Ideal for: People who want lower monthly repayments and prefer to change cars on a regular basis.

Personal Contract Purchase, or PCP, is a variation of a Hire Purchase agreement. The key difference is that the value of the car at the end of the contract is calculated at the start of the agreement and this value is deferred. This deferred sum is usually referred to as the Guaranteed Minimum Future Value (GMFV) and is based on a number of factors including how old the car will be at the end of the agreement and how many miles it is expected to have covered. The future value of the car is guaranteed by the lender so will not fluctuate. Deferring the GMFV to the end of the agreement in this way means that your regular monthly payments are lower than those on a comparable HP agreement over the same term.

A PCP agreement also gives you the flexibility to decide whether you would like to own the car outright at the end of the agreement by paying the deferred value (GMFV), or returning the car to the lender and entering into a new car finance agreement.

 

Watch our short video about Personal Contract Purchase (PCP)

At the Beginning of the Agreement

Under a PCP agreement, you agree with the dealer the amount you want to borrow, less any deposit payment and the value of any car you are part-exchanging. Your dealer then submits your application for finance to the motor finance companies and, provided you pass their credit checks, the lender pays for the car on your behalf.

During the agreement, you pay the full price of the car plus interest, minus the guaranteed future value of the car. This means that the monthly payments are usually less than they would be under a comparable HP agreement over the same term.

At the end of the agreement

You will have three options:

  • You can either pay the guaranteed future value in full and own the car outright
  • Hand back the keys and walk away
  • Trade the car in by using any existing equity (if the guaranteed future value is actually lower than the current market value of the car) as a deposit for a new finance agreement.

If you want to hand the car back but have exceeded the forecast mileage you agreed at the start of the contract, you will need to pay an excess charge.

You can partially or fully settle a PCP agreement at any time, but should check the terms and conditions of the agreement as each finance company has its own procedures on how to do this.

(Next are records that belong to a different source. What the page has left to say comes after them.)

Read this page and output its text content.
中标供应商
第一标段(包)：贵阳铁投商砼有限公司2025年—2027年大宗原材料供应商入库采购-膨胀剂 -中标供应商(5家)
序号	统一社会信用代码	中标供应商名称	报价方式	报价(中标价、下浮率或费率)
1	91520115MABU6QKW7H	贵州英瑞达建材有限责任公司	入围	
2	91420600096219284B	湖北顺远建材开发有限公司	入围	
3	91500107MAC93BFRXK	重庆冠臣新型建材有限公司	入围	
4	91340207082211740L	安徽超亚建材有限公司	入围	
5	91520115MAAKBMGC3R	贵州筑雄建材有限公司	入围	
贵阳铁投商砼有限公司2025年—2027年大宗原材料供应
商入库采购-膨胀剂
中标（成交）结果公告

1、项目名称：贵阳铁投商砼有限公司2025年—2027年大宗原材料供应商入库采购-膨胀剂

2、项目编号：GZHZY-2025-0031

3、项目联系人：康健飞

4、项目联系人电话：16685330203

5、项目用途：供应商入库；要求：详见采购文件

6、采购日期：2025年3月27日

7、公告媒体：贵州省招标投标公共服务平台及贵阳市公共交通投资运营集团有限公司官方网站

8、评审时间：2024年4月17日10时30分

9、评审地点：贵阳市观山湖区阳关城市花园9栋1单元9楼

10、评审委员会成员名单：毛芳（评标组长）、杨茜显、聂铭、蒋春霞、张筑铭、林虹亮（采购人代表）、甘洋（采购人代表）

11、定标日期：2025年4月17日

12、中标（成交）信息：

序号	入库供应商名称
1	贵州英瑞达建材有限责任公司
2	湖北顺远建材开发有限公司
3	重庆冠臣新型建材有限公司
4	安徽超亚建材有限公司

Advantages of Personal Contract Purchase

  • Lower monthly payments than Hire Purchase for a comparable car and term.
  • A low deposit at the start of the agreement.
  • Unless you opt out, your agreement will be regulated which means you have certain legal rights and protections.
  • Flexibility at the end of the agreement on what you would like to do with the car.
  • Fixed monthly payments throughout the term of the agreement.

Things to remember

  • PCPs could work out more expensive overall than a Hire Purchase agreement for an equivalent car, especially if you decide to enter into a second finance agreement to pay the deferred future value of the car at the end of the initial PCP agreement.
  • Be careful how you estimate your annual mileage as you’ll be charged for each additional mile.
  • If you return the car, it has to be in good condition and any damage will be charged to you.